I always wonder why we never see a cameo from Bonnie Bedelia as Holly, John's now ex-wife. Since her son is a major character in this installment, I was kind of hoping for that. Was that ever discussed that you know of?
I'm sure it probably was, but not in any discussion that I was involved in. But, who knows? Maybe that's a good opportunity for number 6.

I have been wondering about the fight you have with Tom Cruise at the end of "Jack Reacher" ever since I saw that movie. That looked rather intense.
That was the real deal, man! I mean, we were gassed. There's one moment ... and [director] Christopher McQuarrie wanted to shoot that in a specific way and have it kind of messy. It wasn't a Bourne film or "The Matrix" or something. It wasn't going to be that sort of fight. He wanted two guys slugging it out in the rain. And that's exactly what we got him. You know, even though we're faking it, Tom and I ... we were puffing! It was exhausting. I think it turned out well; the preparation for that was pretty scary for me. Obviously it was my first big job and he's not the person you want to miss a piece of choreography with.

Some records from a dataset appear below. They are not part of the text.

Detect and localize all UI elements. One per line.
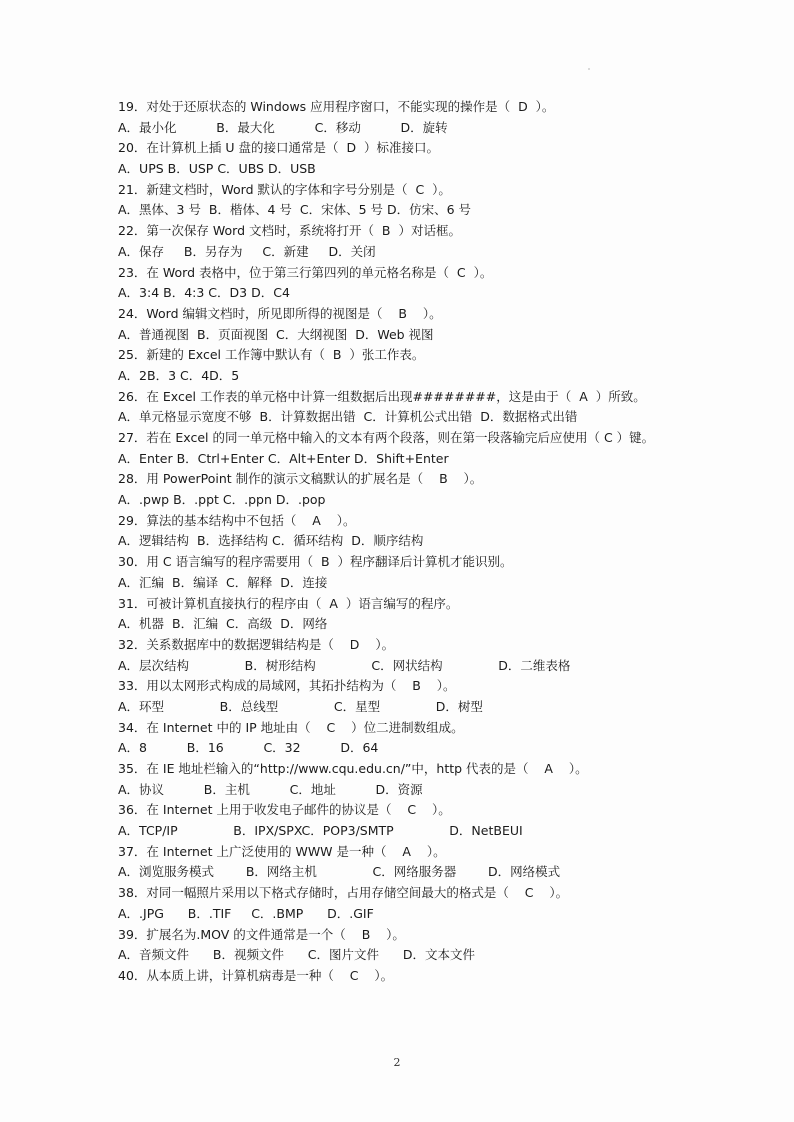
options-30: A．汇编 B．编译 C．解释 D．连接 — [118, 574, 328, 590]
options-37: A．浏览服务模式 B．网络主机 C．网络服务器 D．网络模式 — [118, 864, 561, 880]
question-31: 31．可被计算机直接执行的程序由（ A ）语言编写的程序。 — [118, 595, 459, 611]
question-30: 30．用 C 语言编写的程序需要用（ B ）程序翻译后计算机才能识别。 — [118, 554, 513, 570]
options-26: A．单元格显示宽度不够 B．计算数据出错 C．计算机公式出错 D．数据格式出错 — [118, 409, 578, 425]
options-38: A．.JPG B．.TIF C．.BMP D．.GIF — [118, 905, 374, 921]
options-39: A．音频文件 B．视频文件 C．图片文件 D．文本文件 — [118, 947, 476, 963]
question-26: 26．在 Excel 工作表的单元格中计算一组数据后出现########，这是由于（ A ）所致。 — [118, 388, 646, 404]
options-28: A．.pwp B．.ppt C．.ppn D．.pop — [118, 492, 326, 508]
question-36: 36．在 Internet 上用于收发电子邮件的协议是（ C ）。 — [118, 802, 451, 818]
options-36: A．TCP/IP B．IPX/SPXC．POP3/SMTP D．NetBEUI — [118, 823, 523, 839]
question-19: 19．对处于还原状态的 Windows 应用程序窗口，不能实现的操作是（ D ）。 — [118, 99, 555, 114]
options-19: A．最小化 B．最大化 C．移动 D．旋转 — [118, 119, 448, 135]
options-35: A．协议 B．主机 C．地址 D．资源 — [118, 781, 423, 797]
options-21: A．黑体、3 号 B．楷体、4 号 C．宋体、5 号 D．仿宋、6 号 — [118, 202, 472, 218]
question-24: 24．Word 编辑文档时，所见即所得的视图是（ B ）。 — [118, 305, 442, 321]
question-40: 40．从本质上讲，计算机病毒是一种（ C ）。 — [118, 967, 394, 983]
question-39: 39．扩展名为.MOV 的文件通常是一个（ B ）。 — [118, 926, 405, 942]
question-27: 27．若在 Excel 的同一单元格中输入的文本有两个段落，则在第一段落输完后应使用（ C ）键。 — [118, 430, 655, 445]
scan-speck — [588, 68, 590, 70]
question-37: 37．在 Internet 上广泛使用的 WWW 是一种（ A ）。 — [118, 843, 446, 859]
options-24: A．普通视图 B．页面视图 C．大纲视图 D．Web 视图 — [118, 326, 434, 342]
question-21: 21．新建文档时，Word 默认的字体和字号分别是（ C ）。 — [118, 181, 451, 197]
question-29: 29．算法的基本结构中不包括（ A ）。 — [118, 512, 356, 528]
question-22: 22．第一次保存 Word 文档时，系统将打开（ B ）对话框。 — [118, 223, 461, 239]
options-31: A．机器 B．汇编 C．高级 D．网络 — [118, 616, 328, 632]
options-22: A．保存 B．另存为 C．新建 D．关闭 — [118, 243, 376, 259]
options-27: A．Enter B．Ctrl+Enter C．Alt+Enter D．Shift+Enter — [118, 450, 449, 466]
question-list — [118, 97, 678, 987]
options-20: A．UPS B．USP C．UBS D．USB — [118, 161, 316, 177]
question-38: 38．对同一幅照片采用以下格式存储时，占用存储空间最大的格式是（ C ）。 — [118, 885, 569, 901]
question-34: 34．在 Internet 中的 IP 地址由（ C ）位二进制数组成。 — [118, 719, 464, 735]
question-23: 23．在 Word 表格中，位于第三行第四列的单元格名称是（ C ）。 — [118, 264, 493, 280]
options-34: A．8 B．16 C．32 D．64 — [118, 740, 379, 756]
question-33: 33．用以太网形式构成的局域网，其拓扑结构为（ B ）。 — [118, 678, 456, 694]
options-32: A．层次结构 B．树形结构 C．网状结构 D．二维表格 — [118, 657, 571, 673]
question-20: 20．在计算机上插 U 盘的接口通常是（ D ）标准接口。 — [118, 140, 440, 156]
options-33: A．环型 B．总线型 C．星型 D．树型 — [118, 698, 483, 714]
page-number: 2 — [393, 1056, 401, 1069]
question-35: 35．在 IE 地址栏输入的“http://www.cqu.edu.cn/”中，http 代表的是（ A ）。 — [118, 761, 588, 777]
options-25: A．2B．3 C．4D．5 — [118, 367, 240, 383]
question-25: 25．新建的 Excel 工作簿中默认有（ B ）张工作表。 — [118, 347, 425, 363]
options-29: A．逻辑结构 B．选择结构 C．循环结构 D．顺序结构 — [118, 533, 424, 549]
question-32: 32．关系数据库中的数据逻辑结构是（ D ）。 — [118, 636, 395, 652]
question-28: 28．用 PowerPoint 制作的演示文稿默认的扩展名是（ B ）。 — [118, 471, 483, 487]
options-23: A．3:4 B．4:3 C．D3 D．C4 — [118, 285, 290, 301]
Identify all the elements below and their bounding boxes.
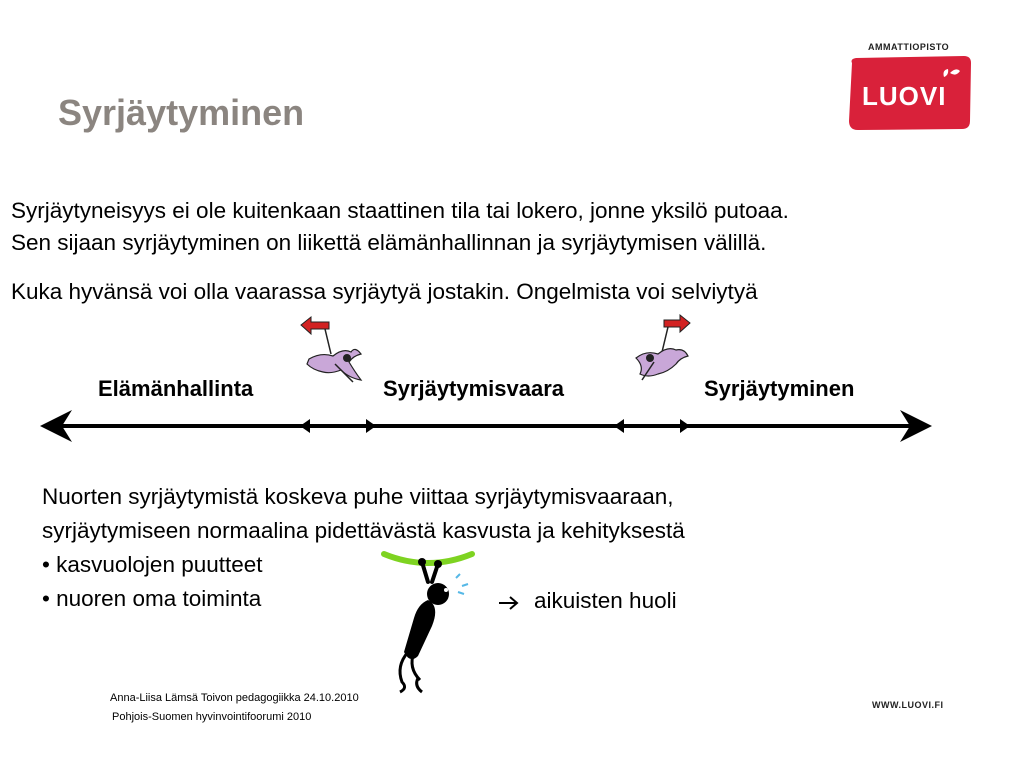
continuum-arrow (36, 408, 936, 444)
footer-author: Anna-Liisa Lämsä Toivon pedagogiikka 24.10.2010 (110, 692, 359, 704)
svg-text:LUOVI: LUOVI (862, 81, 947, 111)
hanging-figure-icon (378, 548, 482, 698)
axis-label-syrjaytyminen: Syrjäytyminen (704, 376, 855, 401)
figure-with-right-arrow-sign-icon (628, 312, 698, 384)
bullet-kasvuolojen: • kasvuolojen puutteet (42, 552, 263, 577)
intro-line-1: Syrjäytyneisyys ei ole kuitenkaan staattinen tila tai lokero, jonne yksilö putoaa. (11, 198, 789, 223)
footer-event: Pohjois-Suomen hyvinvointifoorumi 2010 (112, 711, 312, 723)
brand-url: WWW.LUOVI.FI (872, 700, 944, 710)
intro-line-2: Sen sijaan syrjäytyminen on liikettä elämänhallinnan ja syrjäytymisen välillä. (11, 230, 767, 255)
lower-line-2: syrjäytymiseen normaalina pidettävästä kasvusta ja kehityksestä (42, 518, 685, 543)
bullet-nuoren: • nuoren oma toiminta (42, 586, 262, 611)
arrow-note-text: aikuisten huoli (534, 588, 677, 613)
brand-tagline: AMMATTIOPISTO (868, 42, 950, 52)
page-title: Syrjäytyminen (58, 92, 305, 133)
right-arrow-icon (498, 594, 520, 612)
axis-label-elamanhallinta: Elämänhallinta (98, 376, 254, 401)
intro-line-3: Kuka hyvänsä voi olla vaarassa syrjäytyä jostakin. Ongelmista voi selviytyä (11, 279, 758, 304)
luovi-logo-icon (846, 55, 974, 131)
axis-label-syrjaytymisvaara: Syrjäytymisvaara (383, 376, 565, 401)
figure-with-left-arrow-sign-icon (295, 314, 371, 386)
lower-line-1: Nuorten syrjäytymistä koskeva puhe viittaa syrjäytymisvaaraan, (42, 484, 674, 509)
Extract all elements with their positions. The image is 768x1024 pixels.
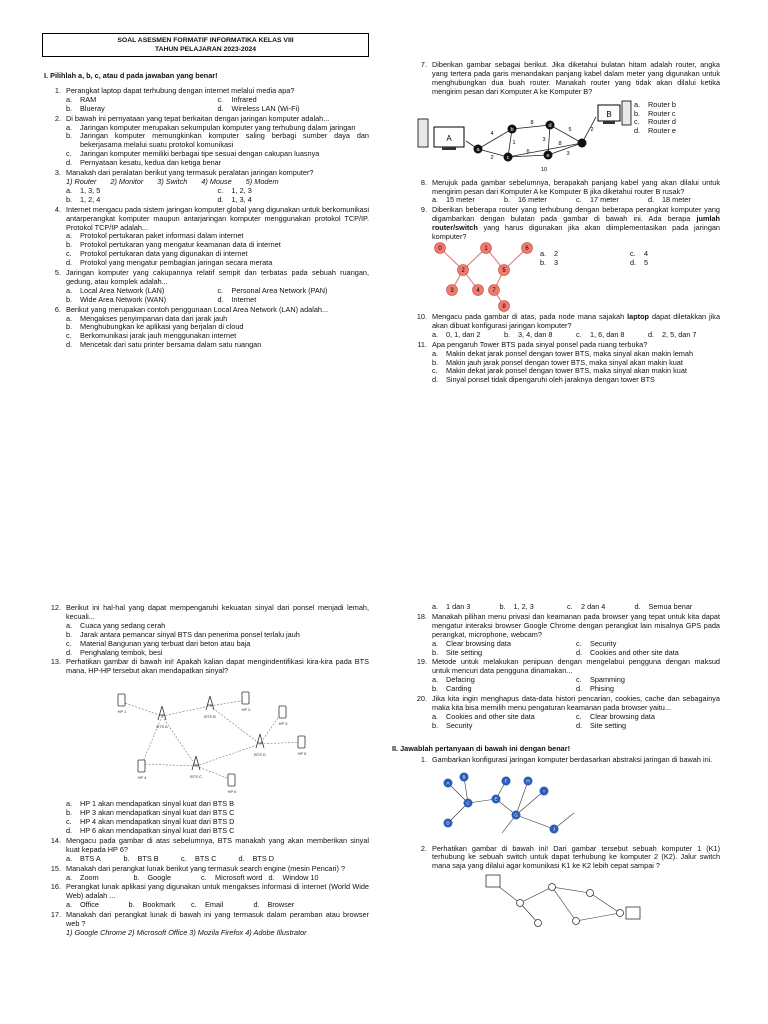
- question-16: 16. Perangkat lunak aplikasi yang digunakan untuk mengakses informasi di internet (World Wide Web) adalah ... a. Office b. Bookmark c. Email d. Browser: [50, 882, 369, 910]
- svg-text:2: 2: [590, 126, 594, 133]
- svg-text:2: 2: [490, 154, 494, 161]
- svg-text:B: B: [462, 774, 466, 780]
- option-d[interactable]: d. Phising: [576, 684, 614, 694]
- question-5: 5. Jaringan komputer yang cakupannya relatif sempit dan terbatas pada sebuah ruangan, gedung, atau komplek adalah... a. Local Area Network (LAN) c. Personal Area Network (PAN) b. Wide Area Network (WAN) d. Internet: [54, 268, 369, 304]
- switch-node: [517, 900, 524, 907]
- svg-text:10: 10: [540, 166, 548, 173]
- question-20: 20. Jika kita ingin menghapus data-data histori pencarian, cookies, cache dan sebagainya maka kita bisa memilih menu pengaturan keamanan pada browser yaitu... a. Cookies and other site data c. Clear browsing data b. Security d. Site setting: [416, 694, 720, 730]
- question-text: Jika kita ingin menghapus data-data histori pencarian, cookies, cache dan sebagainya maka kita bisa memilih menu pengaturan keamanan pada browser yaitu...: [432, 694, 720, 712]
- svg-text:HP 2: HP 2: [241, 707, 251, 713]
- figure-9-block: [410, 242, 720, 312]
- svg-text:5: 5: [568, 126, 572, 133]
- option-c[interactable]: c. Security: [576, 638, 617, 648]
- question-text: Perhatikan gambar di bawah ini! Dari gambar tersebut sebuah komputer 1 (K1) terhubung ke sebuah switch untuk dapat terhubung ke komputer 2 (K2). Jalur switch mana saja yang dilalui agar komunikasi K1 ke K2 lebih cepat sampai ?: [432, 843, 720, 871]
- option-c[interactable]: c. Spamming: [576, 675, 625, 685]
- question-14: 14. Mengacu pada gambar di atas sebelumnya, BTS manakah yang akan memberikan sinyal kuat kepada HP 6? a. BTS A b. BTS B c. BTS C d. BTS D: [50, 835, 369, 863]
- question-number: 1.: [54, 85, 61, 95]
- option-b[interactable]: b. Blueray: [66, 103, 105, 113]
- option-b[interactable]: b. 3: [540, 257, 559, 267]
- option-c[interactable]: c. 1, 6, dan 8: [576, 329, 625, 339]
- question-9: 9. Diberikan beberapa router yang terhubung dengan beberapa perangkat komputer yang digambarkan dengan bulatan pada gambar di bawah ini. Ada berapa jumlah router/switch yang harus digunakan jika akan diimplementasikan pada jaringan komputer?: [420, 205, 720, 242]
- option-c[interactable]: c. Router d: [634, 117, 676, 127]
- option-a[interactable]: a. Clear browsing data: [432, 638, 511, 648]
- switch-node: [587, 890, 594, 897]
- option-d[interactable]: d. Internet: [217, 294, 257, 304]
- question-text: Jaringan komputer yang cakupannya relatif sempit dan terbatas pada sebuah ruangan, gedung, atau komplek adalah...: [66, 268, 369, 286]
- question-4: 4. Internet mengacu pada sistem jaringan komputer global yang digunakan untuk berkomunikasi antarperangkat komputer maupun antarjaringan komputer menggunakan protokol TCP/IP. Protokol TCP/IP adalah... a. Protokol pertukaran paket informasi dalam internet b. Protokol pertukaran yang mengatur keamanan data di internet c. Protokol pertukaran data yang digunakan di internet d. Protokol yang mengatur pembagian jaringan secara merata: [54, 204, 369, 268]
- svg-text:H: H: [526, 778, 530, 784]
- question-text: Manakah pilihan menu privasi dan keamanan pada browser yang tepat untuk kita dapat mengatur interaksi browser Google Chrome dengan perangkat lain misalnya GPS pada perangkat, microphone, webcam?: [432, 611, 720, 639]
- option-a[interactable]: a. RAM: [66, 94, 97, 104]
- svg-text:BTS B: BTS B: [204, 714, 216, 720]
- svg-text:2: 2: [461, 267, 465, 274]
- question-text: Mengacu pada gambar di atas sebelumnya, BTS manakah yang akan memberikan sinyal kuat kepada HP 6?: [66, 835, 369, 854]
- svg-text:A: A: [446, 780, 450, 786]
- svg-text:HP 6: HP 6: [227, 789, 237, 795]
- option-a[interactable]: a. Router b: [634, 99, 676, 109]
- svg-text:e: e: [546, 152, 550, 159]
- option-d[interactable]: d. Sinyal ponsel tidak dipengaruhi oleh jaraknya dengan tower BTS: [432, 375, 655, 385]
- svg-text:c: c: [506, 154, 510, 161]
- svg-text:3: 3: [450, 287, 454, 294]
- option-d[interactable]: d. Window 10: [268, 872, 319, 882]
- svg-text:BTS C: BTS C: [190, 774, 202, 780]
- option-c[interactable]: c. 17 meter: [576, 195, 619, 205]
- document-header: [42, 33, 369, 57]
- svg-text:F: F: [504, 778, 508, 784]
- svg-text:b: b: [510, 126, 514, 133]
- option-c[interactable]: c. Personal Area Network (PAN): [217, 285, 328, 295]
- header-year: TAHUN PELAJARAN 2023-2024: [154, 45, 257, 53]
- option-c[interactable]: c. Makin dekat jarak ponsel dengan tower BTS, maka sinyal akan makin kuat: [432, 366, 687, 376]
- question-text: Metode untuk melakukan penipuan dengan mengelabui pengguna dengan maksud untuk mencuri data pengguna dinamakan...: [432, 657, 720, 676]
- computer-b-icon: [598, 101, 631, 125]
- section-1-heading: I. Pilihlah a, b, c, atau d pada jawaban yang benar!: [44, 71, 218, 80]
- question-12: 12. Berikut ini hal-hal yang dapat mempengaruhi kekuatan sinyal dari ponsel menjadi lemah, kecuali... a. Cuaca yang sedang cerah b. Jarak antara pemancar sinyal BTS dan penerima ponsel terlalu jauh c. Material Bangunan yang terbuat dari beton atau baja d. Penghalang tembok, besi: [50, 603, 369, 657]
- computer-a-icon: [418, 119, 464, 150]
- option-b[interactable]: b. HP 3 akan mendapatkan sinyal kuat dari BTS C: [66, 808, 235, 818]
- right-column-bottom: [392, 602, 720, 927]
- question-text: Berikut ini hal-hal yang dapat mempengaruhi kekuatan sinyal dari ponsel menjadi lemah, kecuali...: [66, 603, 369, 621]
- question-19: 19. Metode untuk melakukan penipuan dengan mengelabui pengguna dengan maksud untuk mencuri data pengguna dinamakan... a. Defacing c. Spamming b. Carding d. Phising: [416, 657, 720, 694]
- switch-node: [549, 884, 556, 891]
- option-d[interactable]: d. BTS D: [238, 853, 274, 863]
- left-column-top: [44, 72, 369, 350]
- option-d[interactable]: d. 1, 3, 4: [217, 194, 252, 204]
- option-b[interactable]: b. 1, 2, 4: [66, 194, 101, 204]
- svg-text:d: d: [548, 122, 552, 129]
- question-11: 11. Apa pengaruh Tower BTS pada sinyal ponsel pada ruang terbuka? a. Makin dekat jarak ponsel dengan tower BTS, maka sinyal akan makin lemah b. Makin jauh jarak ponsel dengan tower BTS, maka sinyal akan makin kuat c. Makin dekat jarak ponsel dengan tower BTS, maka sinyal akan makin kuat d. Sinyal ponsel tidak dipengaruhi oleh jaraknya dengan tower BTS: [410, 341, 720, 386]
- option-c[interactable]: c. BTS C: [181, 853, 217, 863]
- essay-question-1: 1. Gambarkan konfigurasi jaringan komputer berdasarkan abstraksi jaringan di bawah ini.: [410, 756, 720, 765]
- option-c[interactable]: c. Material Bangunan yang terbuat dari beton atau baja: [66, 638, 251, 648]
- svg-text:E: E: [494, 796, 498, 802]
- svg-text:C: C: [466, 800, 470, 806]
- question-text: Gambarkan konfigurasi jaringan komputer berdasarkan abstraksi jaringan di bawah ini.: [432, 754, 713, 764]
- option-a[interactable]: a. BTS A: [66, 853, 101, 863]
- svg-text:5: 5: [502, 267, 506, 274]
- option-b[interactable]: b. Site setting: [432, 647, 483, 657]
- router-node: [578, 138, 587, 147]
- option-a[interactable]: a. Protokol pertukaran paket informasi dalam internet: [66, 231, 244, 241]
- svg-text:3: 3: [542, 136, 546, 143]
- svg-text:8: 8: [558, 140, 562, 147]
- question-text: Diberikan gambar sebagai berikut. Jika diketahui bulatan hitam adalah router, angka yang tertera pada garis menandakan panjang kabel dalam meter yang digunakan untuk menghubungkan dua buah router. Manakah router yang tidak akan dilalui ketika mengirim pesan dari Komputer A ke Komputer B?: [432, 60, 720, 96]
- option-d[interactable]: d. 18 meter: [648, 195, 691, 205]
- option-b[interactable]: b. Menghubungkan ke aplikasi yang berjalan di cloud: [66, 322, 244, 332]
- question-text: Manakah dari peralatan berikut yang termasuk peralatan jaringan komputer?: [66, 168, 314, 178]
- option-b[interactable]: b. Security: [432, 720, 473, 730]
- question-7-options: [634, 101, 676, 137]
- question-3: 3. Manakah dari peralatan berikut yang termasuk peralatan jaringan komputer? 1) Router 2) Monitor 3) Switch 4) Mouse 5) Modem a. 1, 3, 5 c. 1, 2, 3 b. 1, 2, 4 d. 1, 3, 4: [44, 169, 369, 205]
- option-d[interactable]: d. Browser: [253, 900, 295, 910]
- question-7: 7. Diberikan gambar sebagai berikut. Jika diketahui bulatan hitam adalah router, angka yang tertera pada garis menandakan panjang kabel dalam meter yang digunakan untuk menghubungkan dua buah router. Manakah router yang tidak akan dilalui ketika mengirim pesan dari Komputer A ke Komputer B?: [420, 60, 720, 96]
- question-text: Perangkat laptop dapat terhubung dengan internet melalui media apa?: [66, 85, 295, 95]
- option-d[interactable]: d. Pernyataan kesatu, kedua dan ketiga benar: [66, 158, 222, 168]
- option-c[interactable]: c. HP 4 akan mendapatkan sinyal kuat dari BTS D: [66, 817, 235, 827]
- option-d[interactable]: d. Wireless LAN (Wi-Fi): [217, 103, 300, 113]
- svg-text:6: 6: [526, 148, 530, 155]
- header-title: SOAL ASESMEN FORMATIF INFORMATIKA KELAS VIII: [117, 37, 294, 44]
- bts-signal-diagram: [84, 680, 344, 798]
- svg-text:HP 4: HP 4: [137, 775, 147, 781]
- node-graph-diagram: [428, 242, 548, 312]
- svg-text:4: 4: [476, 287, 480, 294]
- option-c[interactable]: c. Email: [191, 900, 224, 910]
- question-2: 2. Di bawah ini pernyataan yang tepat berkaitan dengan jaringan komputer adalah... a. Jaringan komputer merupakan sekumpulan komputer yang terhubung dalam jaringan b. Jaringan komputer memungkinkan komputer saling berbagi sumber daya dan bekerjasama melalui suatu protokol komunikasi c. Jaringan komputer memiliki berbagai tipe sesuai dengan cakupan luasnya d. Pernyataan kesatu, kedua dan ketiga benar: [54, 113, 369, 168]
- item-list: 1) Router 2) Monitor 3) Switch 4) Mouse 5) Modem: [66, 176, 279, 186]
- option-c[interactable]: c. Berkomunikasi jarak jauh menggunakan internet: [66, 331, 237, 341]
- question-text: Perhatikan gambar di bawah ini! Apakah kalian dapat mengindentifikasi kira-kira pada BTS mana, HP-HP tersebut akan mendapatkan sinyal?: [66, 657, 369, 676]
- option-b[interactable]: b. Google: [133, 872, 172, 882]
- option-c[interactable]: c. Clear browsing data: [576, 711, 655, 721]
- question-text: Mengacu pada gambar di atas, pada node mana sajakah laptop dapat diletakkan jika akan dibuat konfigurasi jaringan komputer?: [432, 311, 720, 330]
- question-text: Perangkat lunak aplikasi yang digunakan untuk mengakses informasi di internet (World Wide Web) adalah ...: [66, 882, 369, 901]
- svg-text:BTS D: BTS D: [254, 752, 266, 758]
- switch-path-diagram: [480, 873, 650, 927]
- question-17: 17. Manakah dari perangkat lunak di bawah ini yang termasuk dalam peramban atau browser web ? 1) Google Chrome 2) Microsoft Office 3) Mozila Firefox 4) Adobe Illustrator: [50, 910, 369, 937]
- option-b[interactable]: b. Router c: [634, 108, 676, 118]
- option-c[interactable]: c. 2 dan 4: [567, 602, 606, 611]
- network-router-diagram: [410, 97, 632, 179]
- question-text: Internet mengacu pada sistem jaringan komputer global yang digunakan untuk berkomunikasi antarperangkat komputer maupun antarjaringan komputer menggunakan protokol TCP/IP. Protokol TCP/IP adalah...: [66, 204, 369, 232]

You don't want to hurt the guy.
Exactly! One-hundred percent. I mean, I was terrified of that. But, fortunately, I've had enough experience in fight choreography. I tend to do a little bit in every job, strangely. To know there's a way of keeping things safe and also making the movie look as real as possible -- that was a great fight to shoot. That was kind of the nature of that film: to keep it as real as possible.